A report on these advantageous terms was sent to Stephenson. One of his companies made equipment for ITT’s British subsidiary. He found an opportunity to talk with ITT engineers, who were now in an unusual position to examine the German communications systems. They commented on the large amount of coded traffic. It seemed to result from Hitler’s use of a coding machine for Nazi party business.

ITT’s German interests were handled by Dr. Gerhard Alois Westrick. The German banker Kurt von Schroeder joined the directors of ITT subsidiaries. Both men caught Stephenson’s attention—and would hold it for other reasons for a long time. Schroeder was on his way to becoming Gestapo treasurer and a general in the SS security service. Westrick was a partner of Heinrich Albert, a German propagandist in the United States, and would become an adversary when Stephenson tried to break up Nazi cartels in the Western Hemisphere. Sometimes it was wiser to leave these partnerships alone. In ITT’s case, whatever benefit was obtained by the Nazis from American expertise had to be balanced against intelligence gathered by its technicians. The irony was that in those days this intelligence roused more interest in Enigma among Stephenson’s colleagues in London than it could in Washington.
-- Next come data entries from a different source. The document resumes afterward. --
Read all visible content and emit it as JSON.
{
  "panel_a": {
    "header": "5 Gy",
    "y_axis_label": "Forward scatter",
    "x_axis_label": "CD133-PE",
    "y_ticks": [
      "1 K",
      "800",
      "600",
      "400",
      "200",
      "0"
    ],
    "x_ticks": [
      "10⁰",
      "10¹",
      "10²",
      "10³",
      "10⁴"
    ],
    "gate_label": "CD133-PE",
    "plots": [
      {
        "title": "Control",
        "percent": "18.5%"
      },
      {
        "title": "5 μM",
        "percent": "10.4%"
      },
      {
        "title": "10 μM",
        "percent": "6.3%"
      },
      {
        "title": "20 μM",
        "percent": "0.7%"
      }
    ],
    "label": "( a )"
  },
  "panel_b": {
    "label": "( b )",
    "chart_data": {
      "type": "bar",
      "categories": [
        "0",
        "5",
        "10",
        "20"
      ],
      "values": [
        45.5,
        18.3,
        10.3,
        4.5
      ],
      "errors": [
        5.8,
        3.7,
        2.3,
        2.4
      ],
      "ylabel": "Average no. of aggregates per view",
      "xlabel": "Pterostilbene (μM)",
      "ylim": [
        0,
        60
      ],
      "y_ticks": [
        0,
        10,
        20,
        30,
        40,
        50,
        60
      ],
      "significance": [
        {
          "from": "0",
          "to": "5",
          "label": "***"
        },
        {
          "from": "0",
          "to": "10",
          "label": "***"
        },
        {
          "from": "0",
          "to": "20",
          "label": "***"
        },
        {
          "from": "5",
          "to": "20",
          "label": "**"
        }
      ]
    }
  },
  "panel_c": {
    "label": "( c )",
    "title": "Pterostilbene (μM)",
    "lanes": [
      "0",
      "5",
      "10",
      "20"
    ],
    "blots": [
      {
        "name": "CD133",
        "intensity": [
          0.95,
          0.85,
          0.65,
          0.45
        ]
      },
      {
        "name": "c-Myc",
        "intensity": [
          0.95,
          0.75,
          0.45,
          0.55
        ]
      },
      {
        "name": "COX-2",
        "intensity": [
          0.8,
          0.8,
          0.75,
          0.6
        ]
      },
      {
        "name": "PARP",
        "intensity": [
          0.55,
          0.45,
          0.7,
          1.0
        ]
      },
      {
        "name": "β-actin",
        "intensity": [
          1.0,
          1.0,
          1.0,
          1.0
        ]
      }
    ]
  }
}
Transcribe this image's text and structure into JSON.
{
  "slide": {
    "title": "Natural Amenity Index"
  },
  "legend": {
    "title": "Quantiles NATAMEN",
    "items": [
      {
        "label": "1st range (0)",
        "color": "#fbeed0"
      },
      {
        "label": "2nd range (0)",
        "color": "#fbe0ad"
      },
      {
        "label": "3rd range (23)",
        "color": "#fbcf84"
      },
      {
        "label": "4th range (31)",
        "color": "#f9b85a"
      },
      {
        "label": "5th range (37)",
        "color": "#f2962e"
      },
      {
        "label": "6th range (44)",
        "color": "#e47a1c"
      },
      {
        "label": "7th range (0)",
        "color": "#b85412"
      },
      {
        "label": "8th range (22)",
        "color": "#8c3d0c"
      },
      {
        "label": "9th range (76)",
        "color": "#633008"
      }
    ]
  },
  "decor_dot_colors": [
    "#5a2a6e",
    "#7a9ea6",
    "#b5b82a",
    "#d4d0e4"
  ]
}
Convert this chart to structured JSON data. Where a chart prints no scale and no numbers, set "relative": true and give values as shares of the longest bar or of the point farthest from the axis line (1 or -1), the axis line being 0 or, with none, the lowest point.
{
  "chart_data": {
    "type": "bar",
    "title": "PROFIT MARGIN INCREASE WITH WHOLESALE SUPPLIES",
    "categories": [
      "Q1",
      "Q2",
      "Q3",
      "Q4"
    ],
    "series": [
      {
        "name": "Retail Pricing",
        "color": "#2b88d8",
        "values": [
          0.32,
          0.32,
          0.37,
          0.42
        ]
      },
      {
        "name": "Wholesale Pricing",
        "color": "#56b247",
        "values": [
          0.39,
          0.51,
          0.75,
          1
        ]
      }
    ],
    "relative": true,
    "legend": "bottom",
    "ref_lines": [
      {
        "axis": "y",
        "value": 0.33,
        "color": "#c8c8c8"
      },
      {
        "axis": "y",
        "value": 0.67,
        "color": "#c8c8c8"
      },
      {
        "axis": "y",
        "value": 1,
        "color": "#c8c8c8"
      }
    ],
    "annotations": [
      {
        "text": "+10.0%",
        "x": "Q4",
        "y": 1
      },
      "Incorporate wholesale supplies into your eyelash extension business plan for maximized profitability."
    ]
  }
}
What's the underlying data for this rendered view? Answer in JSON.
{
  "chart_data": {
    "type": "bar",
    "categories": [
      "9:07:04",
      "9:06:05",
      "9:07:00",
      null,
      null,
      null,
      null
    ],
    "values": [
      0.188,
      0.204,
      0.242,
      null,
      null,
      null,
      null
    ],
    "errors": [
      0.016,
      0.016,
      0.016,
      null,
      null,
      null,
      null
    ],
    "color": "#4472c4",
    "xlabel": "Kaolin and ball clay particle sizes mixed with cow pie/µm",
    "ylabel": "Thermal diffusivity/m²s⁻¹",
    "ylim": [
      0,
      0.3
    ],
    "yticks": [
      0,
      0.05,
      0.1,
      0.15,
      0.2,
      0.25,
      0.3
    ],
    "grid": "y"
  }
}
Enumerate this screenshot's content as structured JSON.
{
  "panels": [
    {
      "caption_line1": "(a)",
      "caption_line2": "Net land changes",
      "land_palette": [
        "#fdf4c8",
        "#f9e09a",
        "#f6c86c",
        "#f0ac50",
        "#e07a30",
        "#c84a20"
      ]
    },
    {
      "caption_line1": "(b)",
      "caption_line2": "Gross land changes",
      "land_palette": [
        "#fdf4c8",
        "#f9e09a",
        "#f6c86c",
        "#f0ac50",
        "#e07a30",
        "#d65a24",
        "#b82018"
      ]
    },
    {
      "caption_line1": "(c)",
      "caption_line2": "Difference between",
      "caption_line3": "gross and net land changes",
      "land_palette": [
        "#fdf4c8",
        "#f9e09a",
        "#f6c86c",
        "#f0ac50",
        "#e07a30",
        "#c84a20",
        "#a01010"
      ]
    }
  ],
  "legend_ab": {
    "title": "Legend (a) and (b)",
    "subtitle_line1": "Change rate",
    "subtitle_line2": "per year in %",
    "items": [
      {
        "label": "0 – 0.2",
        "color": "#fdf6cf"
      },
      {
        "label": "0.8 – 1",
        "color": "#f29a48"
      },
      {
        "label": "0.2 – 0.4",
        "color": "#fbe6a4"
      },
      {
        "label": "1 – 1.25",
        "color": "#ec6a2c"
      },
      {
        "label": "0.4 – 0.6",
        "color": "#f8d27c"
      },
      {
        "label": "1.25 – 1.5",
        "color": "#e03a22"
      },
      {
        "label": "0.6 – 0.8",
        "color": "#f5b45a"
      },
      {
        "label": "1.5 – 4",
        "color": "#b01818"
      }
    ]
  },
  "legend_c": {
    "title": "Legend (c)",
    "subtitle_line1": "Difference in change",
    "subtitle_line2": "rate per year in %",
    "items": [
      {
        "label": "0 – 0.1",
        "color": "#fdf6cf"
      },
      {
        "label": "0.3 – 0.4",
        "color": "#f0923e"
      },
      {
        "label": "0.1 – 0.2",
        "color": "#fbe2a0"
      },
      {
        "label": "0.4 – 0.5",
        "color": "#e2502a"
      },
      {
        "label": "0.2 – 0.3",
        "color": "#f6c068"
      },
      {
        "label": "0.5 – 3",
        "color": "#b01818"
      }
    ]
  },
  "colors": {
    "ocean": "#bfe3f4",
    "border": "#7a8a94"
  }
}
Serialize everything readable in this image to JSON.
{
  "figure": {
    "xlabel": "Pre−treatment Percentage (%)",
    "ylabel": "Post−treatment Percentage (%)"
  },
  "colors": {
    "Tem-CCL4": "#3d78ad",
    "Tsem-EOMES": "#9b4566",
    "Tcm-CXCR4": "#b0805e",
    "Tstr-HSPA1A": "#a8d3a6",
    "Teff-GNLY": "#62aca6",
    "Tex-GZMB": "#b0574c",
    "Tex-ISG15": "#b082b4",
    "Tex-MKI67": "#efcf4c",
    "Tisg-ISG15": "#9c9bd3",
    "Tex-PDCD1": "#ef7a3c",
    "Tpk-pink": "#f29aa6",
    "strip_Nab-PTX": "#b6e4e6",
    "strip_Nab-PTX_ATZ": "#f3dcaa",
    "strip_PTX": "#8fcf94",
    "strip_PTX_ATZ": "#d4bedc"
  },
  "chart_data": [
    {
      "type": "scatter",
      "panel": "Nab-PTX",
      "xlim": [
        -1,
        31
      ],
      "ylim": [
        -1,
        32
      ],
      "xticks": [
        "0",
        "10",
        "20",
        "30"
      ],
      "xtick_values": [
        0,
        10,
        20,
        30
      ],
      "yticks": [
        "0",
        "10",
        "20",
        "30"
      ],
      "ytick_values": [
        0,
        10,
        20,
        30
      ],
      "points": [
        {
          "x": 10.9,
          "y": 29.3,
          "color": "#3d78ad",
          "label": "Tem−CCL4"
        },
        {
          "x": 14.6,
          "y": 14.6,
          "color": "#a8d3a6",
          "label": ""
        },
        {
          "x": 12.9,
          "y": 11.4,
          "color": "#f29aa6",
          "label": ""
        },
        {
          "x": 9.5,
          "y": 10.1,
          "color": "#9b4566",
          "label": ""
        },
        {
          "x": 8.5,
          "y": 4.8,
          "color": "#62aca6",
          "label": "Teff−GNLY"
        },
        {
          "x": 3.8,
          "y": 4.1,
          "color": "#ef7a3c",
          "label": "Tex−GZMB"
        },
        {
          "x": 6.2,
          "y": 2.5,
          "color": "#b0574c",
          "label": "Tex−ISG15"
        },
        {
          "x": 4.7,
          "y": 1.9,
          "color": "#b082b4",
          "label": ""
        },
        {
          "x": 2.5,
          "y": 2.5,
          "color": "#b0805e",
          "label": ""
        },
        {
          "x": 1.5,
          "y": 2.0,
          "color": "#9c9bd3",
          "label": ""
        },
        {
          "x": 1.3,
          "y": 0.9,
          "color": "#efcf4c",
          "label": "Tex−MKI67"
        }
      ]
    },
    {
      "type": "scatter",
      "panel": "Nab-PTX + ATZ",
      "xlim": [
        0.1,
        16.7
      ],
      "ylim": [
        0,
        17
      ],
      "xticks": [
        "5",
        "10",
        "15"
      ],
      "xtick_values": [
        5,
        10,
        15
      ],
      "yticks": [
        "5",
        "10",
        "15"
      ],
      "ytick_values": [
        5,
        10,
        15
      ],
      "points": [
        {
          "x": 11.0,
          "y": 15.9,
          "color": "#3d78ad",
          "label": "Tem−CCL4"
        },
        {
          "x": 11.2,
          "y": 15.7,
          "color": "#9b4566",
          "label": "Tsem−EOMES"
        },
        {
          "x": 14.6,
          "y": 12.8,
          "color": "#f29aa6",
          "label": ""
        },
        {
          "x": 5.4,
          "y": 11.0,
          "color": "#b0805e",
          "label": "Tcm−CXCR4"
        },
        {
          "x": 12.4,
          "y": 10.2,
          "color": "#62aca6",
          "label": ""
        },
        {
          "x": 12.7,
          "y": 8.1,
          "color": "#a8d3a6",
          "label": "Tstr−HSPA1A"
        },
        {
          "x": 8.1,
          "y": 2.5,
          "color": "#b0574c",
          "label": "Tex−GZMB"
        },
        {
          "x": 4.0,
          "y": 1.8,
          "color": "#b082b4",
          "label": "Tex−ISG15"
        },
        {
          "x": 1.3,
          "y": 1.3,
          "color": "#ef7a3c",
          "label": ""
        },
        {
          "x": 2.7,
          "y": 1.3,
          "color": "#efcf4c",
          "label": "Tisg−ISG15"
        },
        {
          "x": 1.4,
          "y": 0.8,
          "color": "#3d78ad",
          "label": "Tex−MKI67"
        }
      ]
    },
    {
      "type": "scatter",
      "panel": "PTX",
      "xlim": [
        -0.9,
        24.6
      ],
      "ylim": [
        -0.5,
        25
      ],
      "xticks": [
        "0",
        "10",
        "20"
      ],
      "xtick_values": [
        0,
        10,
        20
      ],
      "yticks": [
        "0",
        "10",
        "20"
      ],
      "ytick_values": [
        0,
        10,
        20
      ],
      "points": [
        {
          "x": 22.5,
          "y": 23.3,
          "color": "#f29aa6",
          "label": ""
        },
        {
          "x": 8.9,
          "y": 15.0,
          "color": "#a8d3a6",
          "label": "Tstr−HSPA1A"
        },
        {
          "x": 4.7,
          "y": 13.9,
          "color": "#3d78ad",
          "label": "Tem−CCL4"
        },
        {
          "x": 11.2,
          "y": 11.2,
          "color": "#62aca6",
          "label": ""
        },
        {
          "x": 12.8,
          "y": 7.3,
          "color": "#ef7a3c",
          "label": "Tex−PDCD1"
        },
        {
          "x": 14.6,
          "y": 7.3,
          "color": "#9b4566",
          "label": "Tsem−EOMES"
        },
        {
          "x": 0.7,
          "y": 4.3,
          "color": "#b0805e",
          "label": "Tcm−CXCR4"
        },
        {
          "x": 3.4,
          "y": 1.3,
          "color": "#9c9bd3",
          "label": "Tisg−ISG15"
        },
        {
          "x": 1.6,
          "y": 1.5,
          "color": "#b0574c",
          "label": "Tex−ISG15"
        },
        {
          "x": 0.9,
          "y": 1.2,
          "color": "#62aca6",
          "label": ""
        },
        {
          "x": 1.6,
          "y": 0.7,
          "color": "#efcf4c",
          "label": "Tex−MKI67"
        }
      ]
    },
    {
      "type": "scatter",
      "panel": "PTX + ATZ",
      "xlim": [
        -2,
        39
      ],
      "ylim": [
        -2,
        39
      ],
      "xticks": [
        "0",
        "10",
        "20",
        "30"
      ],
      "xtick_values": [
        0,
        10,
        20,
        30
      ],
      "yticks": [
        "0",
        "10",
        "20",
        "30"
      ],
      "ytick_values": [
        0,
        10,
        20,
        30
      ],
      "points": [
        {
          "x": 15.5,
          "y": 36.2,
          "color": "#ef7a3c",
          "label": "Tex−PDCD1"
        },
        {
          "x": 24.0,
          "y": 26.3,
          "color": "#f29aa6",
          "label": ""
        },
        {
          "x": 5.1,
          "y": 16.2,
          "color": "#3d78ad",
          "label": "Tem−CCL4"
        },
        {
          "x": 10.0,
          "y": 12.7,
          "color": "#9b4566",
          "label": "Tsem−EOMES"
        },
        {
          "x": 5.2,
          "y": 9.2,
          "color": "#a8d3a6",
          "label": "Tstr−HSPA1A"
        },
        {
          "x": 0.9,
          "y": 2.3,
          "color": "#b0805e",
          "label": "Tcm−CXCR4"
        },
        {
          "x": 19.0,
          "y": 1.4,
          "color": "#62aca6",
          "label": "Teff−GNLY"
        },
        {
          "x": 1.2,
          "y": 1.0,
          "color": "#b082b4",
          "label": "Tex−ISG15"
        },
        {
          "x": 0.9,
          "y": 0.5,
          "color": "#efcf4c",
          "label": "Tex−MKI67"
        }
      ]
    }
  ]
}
Several observers in different parts of the world must have guessed Enigma’s importance at the same time. In the U.S., the Radio Intelligence Division of the Federal Communications Commission was peering into Nazi secret-radio traffic. RID was the American counterpart of the British Radio Security Service (RSS). Each worked under the handicap of official displeasure and justified operations by claiming only to watch for pirate radio stations that broke the law, usually by transmitting without government license.

In 1934, when Stephenson discussed Enigma with American friends, a Federal Communications Act became law in which Section 605 prohibited wiretaps and the interception of messages between foreign countries and the United States. The prohibition reflected the mood of the authorities in both countries and made it difficult for worried citizens to exchange information between countries—even if it did concern their mutual survival.

Enigma gleamed briefly on their horizon and vanished again. Within the armed forces of the United States and Britain, there were inadequately paid specialists who might have locked onto the secret more firmly if there had been official channels through which to compare notes. Instead, there were informal groups of men and women who were convinced war was coming. To say so, however, was unpatriotic. Nobody in his right senses wanted war in a period of severe economic depression. There was a widespread belief in Britain and the United States that the manufacture of arms was in the hands of Merchants of Death. Stephenson and his friends on both sides of the Atlantic had to resort to an almost conspiratorial style to avoid the label. They were becoming reluctant detectives, obliged to get the facts of German rearmament before they could prepare to defend their own people.

There was no financial inducement for Stephenson to chase ghosts like Enigma or to pry into Nazi secrets. Yet everything he touched not only turned to gold, but also involved technical developments that would transform warfare. He was building planes at a time when no British government would put money into military aircraft. His fellow flight-commander from 73 Squadron A. H. Orlebar won the coveted aeronautical trophy, the Schneider Cup, in the plane that sired the Spitfire. The designer, Reginald Mitchell, was dying; Stephenson encouraged him sufficiently that he fought pain and despair to complete the graceful fighter in time to defend Britain against invasion. The inventor of the jet, Frank Whittle, remembered his relief at discovering Stephenson, after the Royal Air Force had rejected his revolutionary concept of flight without propellers. Fortunately, such developments could be financed by Stephenson’s Electric and General Industrial Trust. Stephenson listened to Whittle’s proposals, sat silent for several minutes, then put his finger on the problem with characteristic brevity.